I have it set to 'TTTTTTTT' and that makes the longest (time wise)
dumps go first so that the fast ones get push at the end.
In one config I have:
dumporder "TTTTTTTT"
flush-threshold-dumped 100
flush-threshold-scheduled 100
taperflush 100
autoflush yes
so that all the dumps will wait until the longest one are done.
It also won't go until it can fill one volume (100%). You can
obviously go further than that if you have enough hold disk.
Or at least it's my understanding...
(the ML was down for a while, so that's the reason for my delayed
response, it should work now)
I checked "dumporder" in that config, it was "BTBT...", I changed it to
"TTT..." now for a test.
Although I am not 100% convinced that this will do the trick ;-)
We will see.
I never fully understood that parameter and its influence so far, to me
it's a bit "unintuitive".
Perhaps I can help with that.
Part of what Amanda's scheduling does is figure out the size that each
backup will be on each run (based on the estimate process), how much
bandwidth it will need while dumping (based on the bandwidth settings
for that particular dump type), and the amount of time it will take
(predicted based on the size, prior timing data, and possibly the
bandwidth). That information is then used together with the 'dumporder'
setting to control how each dumper chooses what dump to do next when it
finishes dumping. Each letter in the value corresponds to exactly one
dumper, and controls only that dumper's selection.

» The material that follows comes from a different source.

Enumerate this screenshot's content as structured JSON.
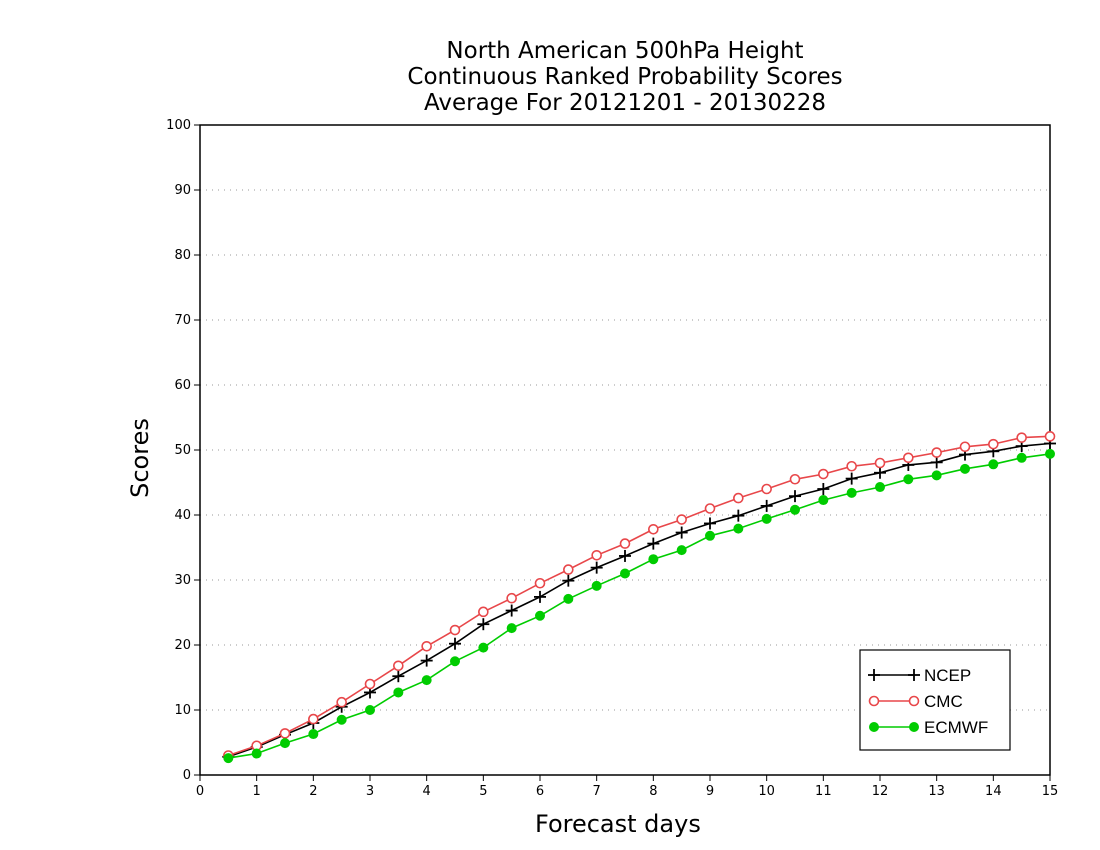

The size-based selection is generally the easiest to explain, it just
says to pick the largest (for 'S') or smallest (for 's') dump out of the
set and run that next.
The bandwidth-based selection is only relevant if you have bandwidth
settings configured. Without them, it treats all dumps as equal, and
picks the next dump based solely on the order that amanda has them
sorted (which, IIRC, matches the order found in the disk list). With
them, it uses a similar selection method to the size-based selection,
just looking at bandwidth instead of size.
The time-based selection is where things get tricky, but they get tricky
because of how complicated it is to predict how long a dump will take,
not because the selection is complicated (it works just like size-based
selection, just looking at estimated runtime instead of size). Pretty
much, the timing data is extrapolated by looking at previous dumps of
the DLE, correlating size and actual run-time. I'm not sure what
fitting method it uses for the extrapolation (my first guess would be
simple linear extrapolation, because that's easy and should work most of
the time), and I'm also not sure what, if any, impact bandwidth has on
the calculation.
So, in short you have:
* 'S' and 's': Simple deterministic selection based on the predicted
size of the dump.
* 'B' and 'b': Simple deterministic selection based on bandwidth
settings if they are defined, otherwise trivial FIFO selection.

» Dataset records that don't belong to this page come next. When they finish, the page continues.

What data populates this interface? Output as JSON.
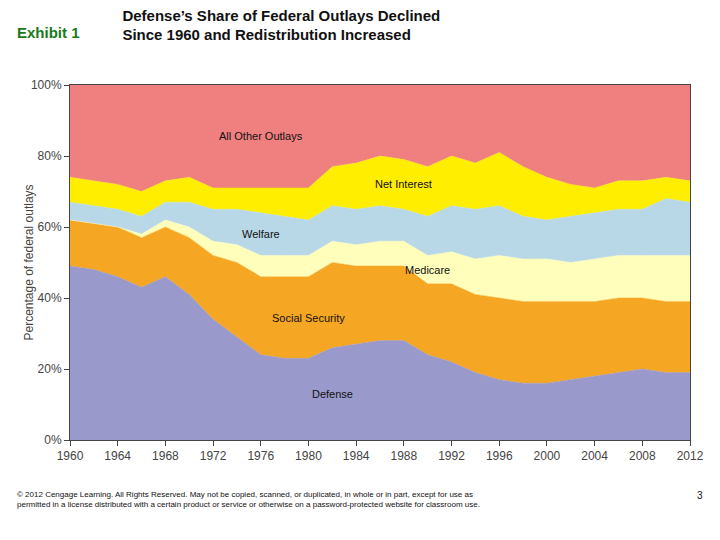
{
  "chart_data": {
    "type": "area",
    "title": "Defense’s Share of Federal Outlays Declined\nSince 1960 and Redistribution Increased",
    "ylabel": "Percentage of federal outlays",
    "annotations": [
      "Exhibit 1",
      "© 2012 Cengage Learning. All Rights Reserved. May not be copied, scanned, or duplicated, in whole or in part, except for use as\npermitted in a license distributed with a certain product or service or otherwise on a password-protected website for classroom use.",
      "3"
    ],
    "stacked": true,
    "grid": false,
    "x": [
      1960,
      1962,
      1964,
      1966,
      1968,
      1970,
      1972,
      1974,
      1976,
      1978,
      1980,
      1982,
      1984,
      1986,
      1988,
      1990,
      1992,
      1994,
      1996,
      1998,
      2000,
      2002,
      2004,
      2006,
      2008,
      2010,
      2012
    ],
    "series": [
      {
        "name": "Defense",
        "color": "#9999cc",
        "values": [
          49,
          48,
          46,
          43,
          46,
          41,
          34,
          29,
          24,
          23,
          23,
          26,
          27,
          28,
          28,
          24,
          22,
          19,
          17,
          16,
          16,
          17,
          18,
          19,
          20,
          19,
          19
        ]
      },
      {
        "name": "Social Security",
        "color": "#f5a623",
        "values": [
          13,
          13,
          14,
          14,
          14,
          16,
          18,
          21,
          22,
          23,
          23,
          24,
          22,
          21,
          21,
          20,
          22,
          22,
          23,
          23,
          23,
          22,
          21,
          21,
          20,
          20,
          20
        ]
      },
      {
        "name": "Medicare",
        "color": "#ffffbb",
        "values": [
          0,
          0,
          0,
          1,
          2,
          3,
          4,
          5,
          6,
          6,
          6,
          6,
          6,
          7,
          7,
          8,
          9,
          10,
          12,
          12,
          12,
          11,
          12,
          12,
          12,
          13,
          13
        ]
      },
      {
        "name": "Welfare",
        "color": "#b8d8e8",
        "values": [
          5,
          5,
          5,
          5,
          5,
          7,
          9,
          10,
          12,
          11,
          10,
          10,
          10,
          10,
          9,
          11,
          13,
          14,
          14,
          12,
          11,
          13,
          13,
          13,
          13,
          16,
          15
        ]
      },
      {
        "name": "Net Interest",
        "color": "#ffee00",
        "values": [
          7,
          7,
          7,
          7,
          6,
          7,
          6,
          6,
          7,
          8,
          9,
          11,
          13,
          14,
          14,
          14,
          14,
          13,
          15,
          14,
          12,
          9,
          7,
          8,
          8,
          6,
          6
        ]
      },
      {
        "name": "All Other Outlays",
        "color": "#f08080",
        "values": [
          26,
          27,
          28,
          30,
          27,
          26,
          29,
          29,
          29,
          29,
          29,
          23,
          22,
          20,
          21,
          23,
          20,
          22,
          19,
          23,
          26,
          28,
          29,
          27,
          27,
          26,
          27
        ]
      }
    ],
    "xlim": [
      1960,
      2012
    ],
    "xticks": [
      1960,
      1964,
      1968,
      1972,
      1976,
      1980,
      1984,
      1988,
      1992,
      1996,
      2000,
      2004,
      2008,
      2012
    ],
    "ylim": [
      0,
      100
    ],
    "yticks": [
      {
        "value": 0,
        "label": "0%"
      },
      {
        "value": 20,
        "label": "20%"
      },
      {
        "value": 40,
        "label": "40%"
      },
      {
        "value": 60,
        "label": "60%"
      },
      {
        "value": 80,
        "label": "80%"
      },
      {
        "value": 100,
        "label": "100%"
      }
    ]
  }
}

* 'T' and 't': Not quite deterministic selection based on predicted
execution time of the dump process.
So, for a couple of examples:
* The default setting 'BTBTBTBT' This will have half the dumpers select
dumps that will take the largest amount of time, and the other select
the ones that will take the largest amount of bandwidth. This works
reasonably well if you have bandwidth settings configured and wide
variance in dump size.
* What you're looking at testing 'TTTTTTTT': This is a trivial case of
all dumpers selecting the dumps that will take the longest time. If
you're dumping almost all similar hosts, this will be essentially
equivalent to just selecting the largest. If you're dumping a wide
variety of different hosts, it will be equivalent to selecting the
largest on the first dump, but after that will select based on which
system takes the longest.
* What I use on my own systems 'SSss' (I only run four dumpers, not
eight): This is a reasonably simple option that gives a good balance
between getting dumps done as quickly as possible, and not wasting time
waiting on the big ones. Two of the dumpers select whatever dump is the
largest, so that some of the big ones get started right away, while the
other two select the smallest dumps, so that those get backed up
immediately. I've done some really simple testing that indicates that
this actually gets all the dumps done faster on average than the default
for the case of all your systems being able to dump data at the same rate.
* What we use where I work 'TTSSSSss': This is one where things get a
bit complicated. There are three different ways things get selected
here. First, two of the eight dumpers will select dumps that are going
to take the longest amount of time. Then, you have four that will pull
the largest ones, and two that will pull the smallest. This gets really
good behavior where I work because we have a handful of decade old
systems that we need to keep backed up which take _forever_ to back up,
but most of our other systems are new and don't take too long. On the
first dump, this is equivalent to 'SSSSSSss', but after that, the slow
systems get priority to run while everything else is dumping even though
they are not the largest or smallest dumps, so the backup process
doesn't stall out waiting on them to finish at the end.